This year the Holy Father, Pope Francis, challenges us with the motto of the World Day of Migrants and Refugees “Free to choose whether to migrate or stay“, because in the streets, narrow and wide, of Guatemala City we see more and more migrant brothers and sisters from different continents, and especially Venezuelan brothers and sisters who are being forced to leave their country seeking a life that in their own country is so threatened. Our Nicaraguan brothers and sisters lack life opportunities, and we need not look no further than in the Red Jesuita con Migrantes Network (the organization with which I collaborate) where we see the departments of Guatemala emptied of young people because the need to live has forced them to migrate. Migrating is a right, not only because international conventions have ruled it so, but also because, by nature, we are migratory birds and, above all, because the earth has been given to us by God so that we may live a full life wherever we may be. In God’s heart, no one is a foreigner, we are all brothers and sisters, we are all just as welcome there as we are in our mother’s kitchen.
Hope multiplies strength a hundredfold, as Mother Cabrini tells us.
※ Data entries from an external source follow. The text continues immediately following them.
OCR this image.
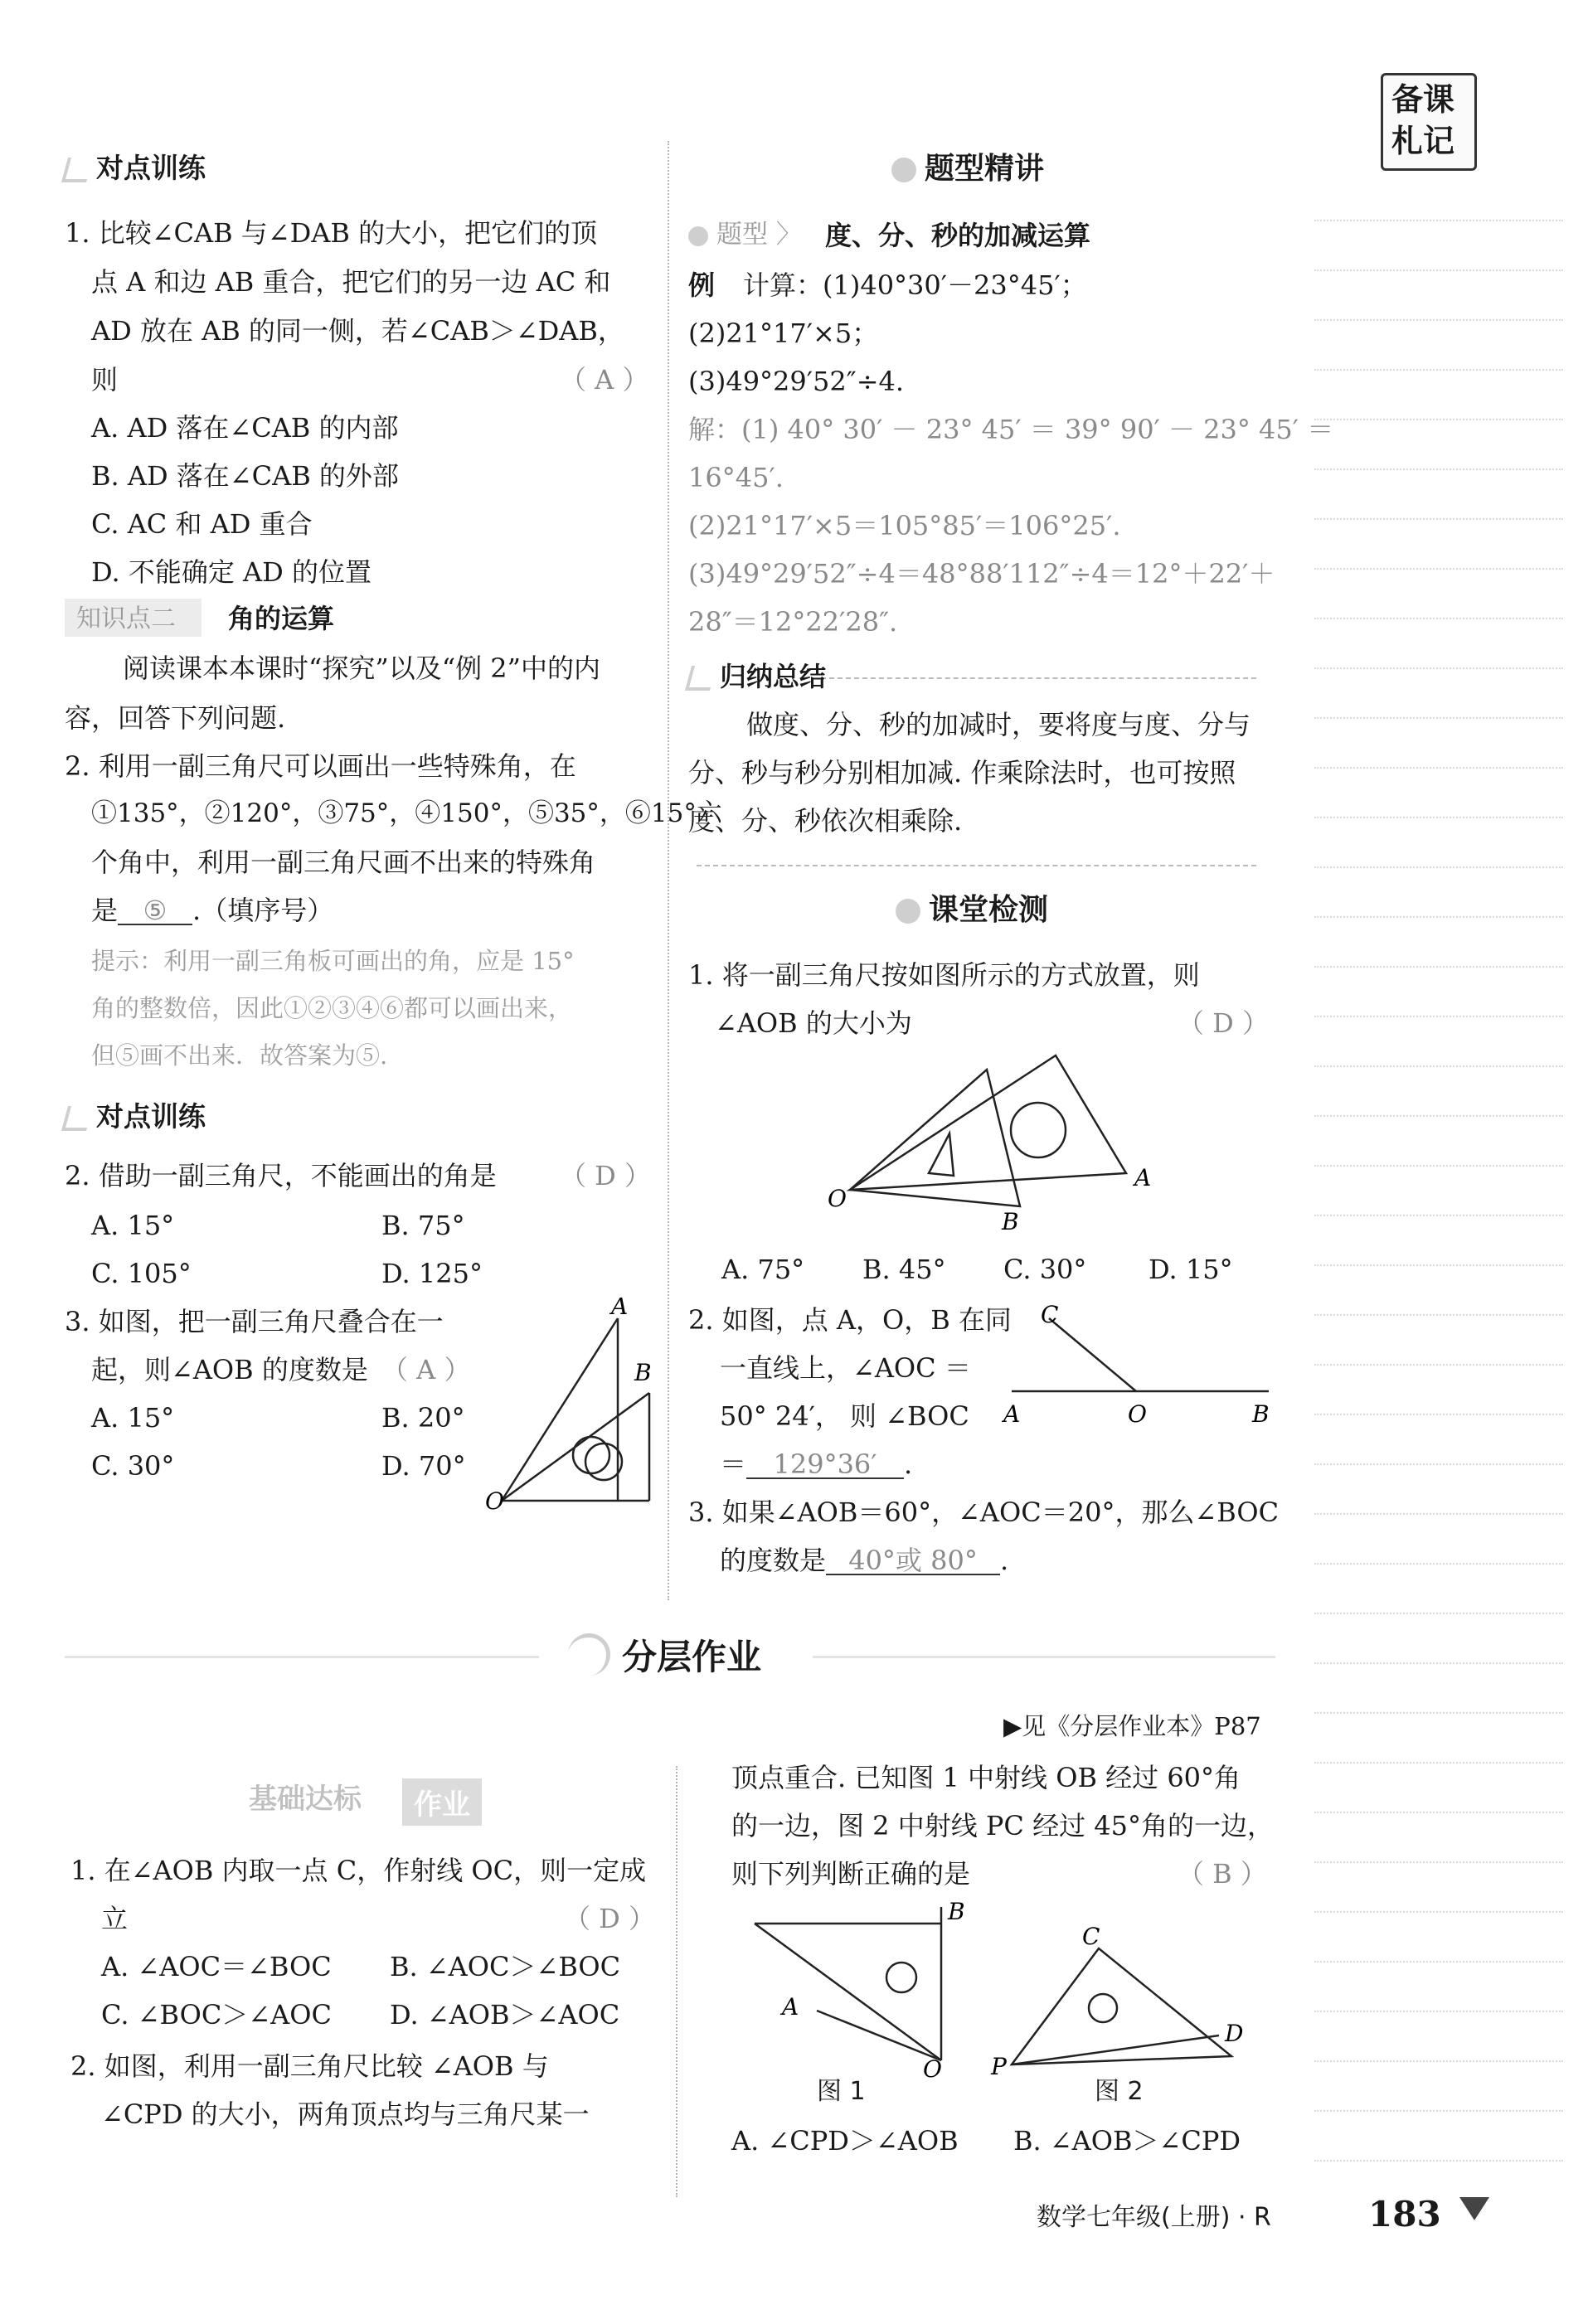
备课
札记
对点训练
1. 比较∠CAB 与∠DAB 的大小，把它们的顶
点 A 和边 AB 重合，把它们的另一边 AC 和
AD 放在 AB 的同一侧，若∠CAB＞∠DAB，
则	（ A ）
A. AD 落在∠CAB 的内部
B. AD 落在∠CAB 的外部
C. AC 和 AD 重合
D. 不能确定 AD 的位置
知识点二 角的运算
阅读课本本课时“探究”以及“例 2”中的内
容，回答下列问题.
2. 利用一副三角尺可以画出一些特殊角，在
①135°，②120°，③75°，④150°，⑤35°，⑥15°六
个角中，利用一副三角尺画不出来的特殊角
是 ⑤ .（填序号）
提示：利用一副三角板可画出的角，应是 15°
角的整数倍，因此①②③④⑥都可以画出来，
但⑤画不出来．故答案为⑤.
对点训练
2. 借助一副三角尺，不能画出的角是 （ D ）
A. 15°	B. 75°
C. 105°	D. 125°
3. 如图，把一副三角尺叠合在一
起，则∠AOB 的度数是 （ A ）
A. 15°	B. 20°
C. 30°	D. 70°
A
B
O
题型精讲
题型 〉 度、分、秒的加减运算
例 计算：(1)40°30′－23°45′；
(2)21°17′×5；
(3)49°29′52″÷4.
解：(1) 40° 30′ － 23° 45′ ＝ 39° 90′ － 23° 45′ ＝
16°45′.
(2)21°17′×5＝105°85′＝106°25′.
(3)49°29′52″÷4＝48°88′112″÷4＝12°＋22′＋
28″＝12°22′28″.
归纳总结
做度、分、秒的加减时，要将度与度、分与
分、秒与秒分别相加减. 作乘除法时，也可按照
度、分、秒依次相乘除.
课堂检测
1. 将一副三角尺按如图所示的方式放置，则
∠AOB 的大小为	（ D ）
O
A
B
A. 75° B. 45° C. 30° D. 15°
2. 如图，点 A，O，B 在同
一直线上，∠AOC ＝
50° 24′， 则 ∠BOC
＝ 129°36′ .
C
A	O	B
3. 如果∠AOB＝60°，∠AOC＝20°，那么∠BOC
的度数是 40°或 80° .
分层作业
▶见《分层作业本》P87
基础达标	作业
1. 在∠AOB 内取一点 C，作射线 OC，则一定成
立	（ D ）
A. ∠AOC＝∠BOC B. ∠AOC＞∠BOC
C. ∠BOC＞∠AOC D. ∠AOB＞∠AOC
2. 如图，利用一副三角尺比较 ∠AOB 与
∠CPD 的大小，两角顶点均与三角尺某一
顶点重合. 已知图 1 中射线 OB 经过 60°角
的一边，图 2 中射线 PC 经过 45°角的一边，
则下列判断正确的是	（ B ）
B
A
O
图 1
C
D
P
图 2
A. ∠CPD＞∠AOB B. ∠AOB＞∠CPD
数学七年级(上册) · R	183
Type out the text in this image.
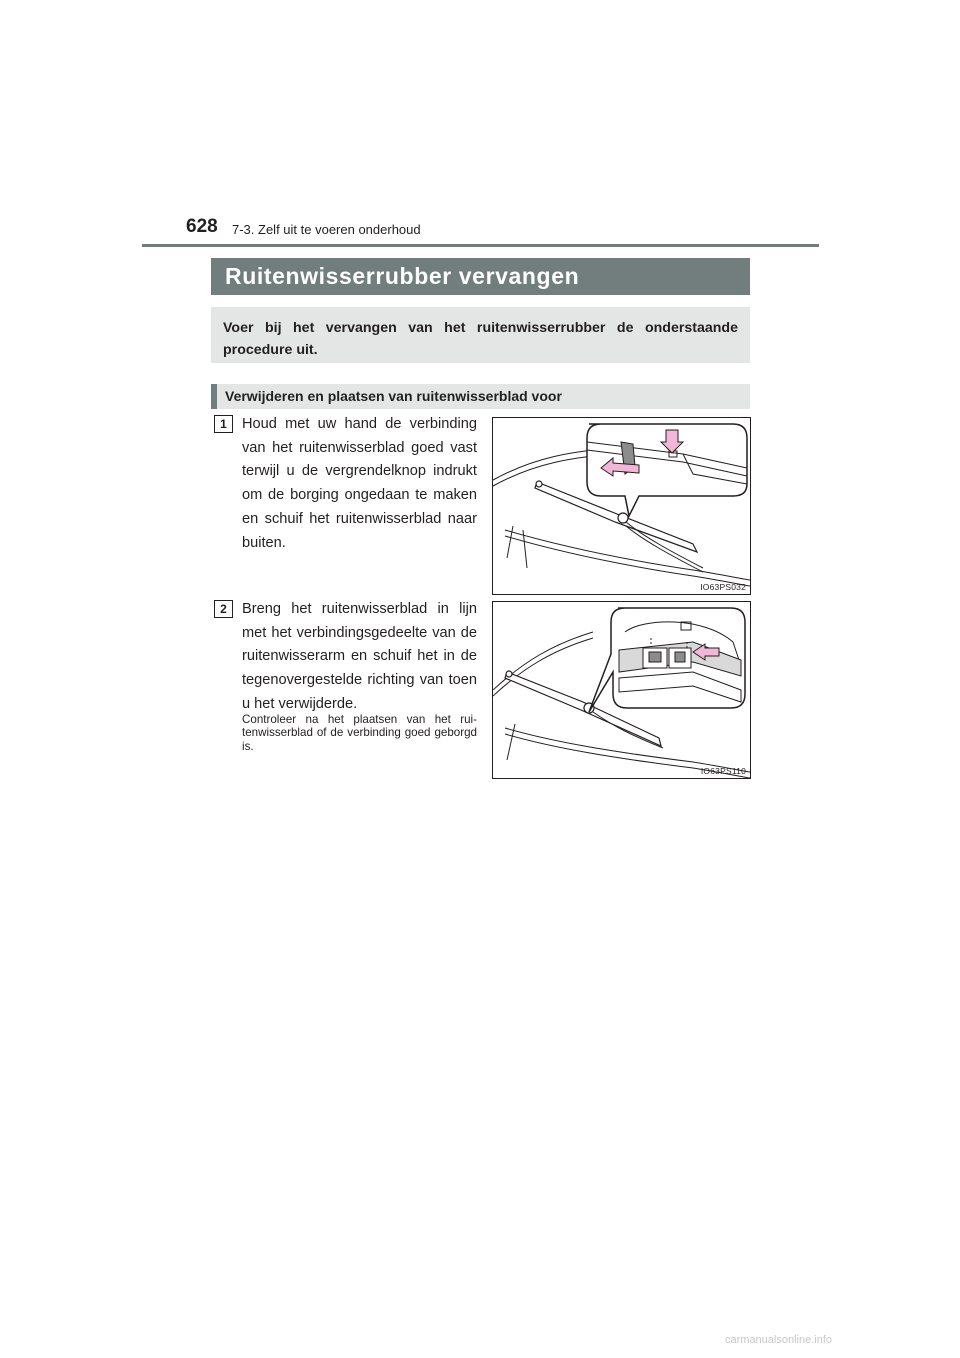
628 7-3. Zelf uit te voeren onderhoud
Ruitenwisserrubber vervangen
Voer bij het vervangen van het ruitenwisserrubber de onderstaande procedure uit.
Verwijderen en plaatsen van ruitenwisserblad voor
1	Houd met uw hand de verbinding van het ruitenwisserblad goed vast terwijl u de vergrendelknop indrukt om de borging ongedaan te maken en schuif het ruitenwisserblad naar buiten.
IO63PS032
2	Breng het ruitenwisserblad in lijn met het verbindingsgedeelte van de ruitenwisserarm en schuif het in de tegenovergestelde richting van toen u het verwijderde.
Controleer na het plaatsen van het rui-tenwisserblad of de verbinding goed geborgd is.
IO63PS110
carmanualsonline.info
Personally, every day in the face of the countless needs of my brothers, I feel helpless when I try to offer what little I have. But the days are also filled with so many people, moments and gestures of fraternity and life. I cannot help mentioning how, as a network, together with the families of the young people murdered and burned on January 22, 2021 in Tamaulipas Mexico, we rejoiced when we received the news that after 2 years and 8 months the sentence was handed down to the murderers. The words to the murderers spoken by Ricardo, father of the Santa Cristina victim, resonate in my head and in my heart: “I forgive you, with all my heart, I forgive you and I hope that one day you may enjoy heaven, but now you must pay for what you did so that no other migrant goes through what my daughter and we have gone through.” During these more than two years, at least once a month various members of the Network team have shared the families’ suffering and encouraged their hopes, either in a court room, in psychosocial work or in their homes. Migrating is a right and we shall continue to protect this right, as well as the right to stay in dignified conditions. We must continue walking, today, tomorrow and the day after tomorrow, as Father José Luis said during the Eucharist in honor of Myrna Mack, and that is what we intend to do; to continue walking with our brothers and sisters who leave either through choice or are forced to leave. Their strength and determination are incalculable. God walks with them and we intend to do the same.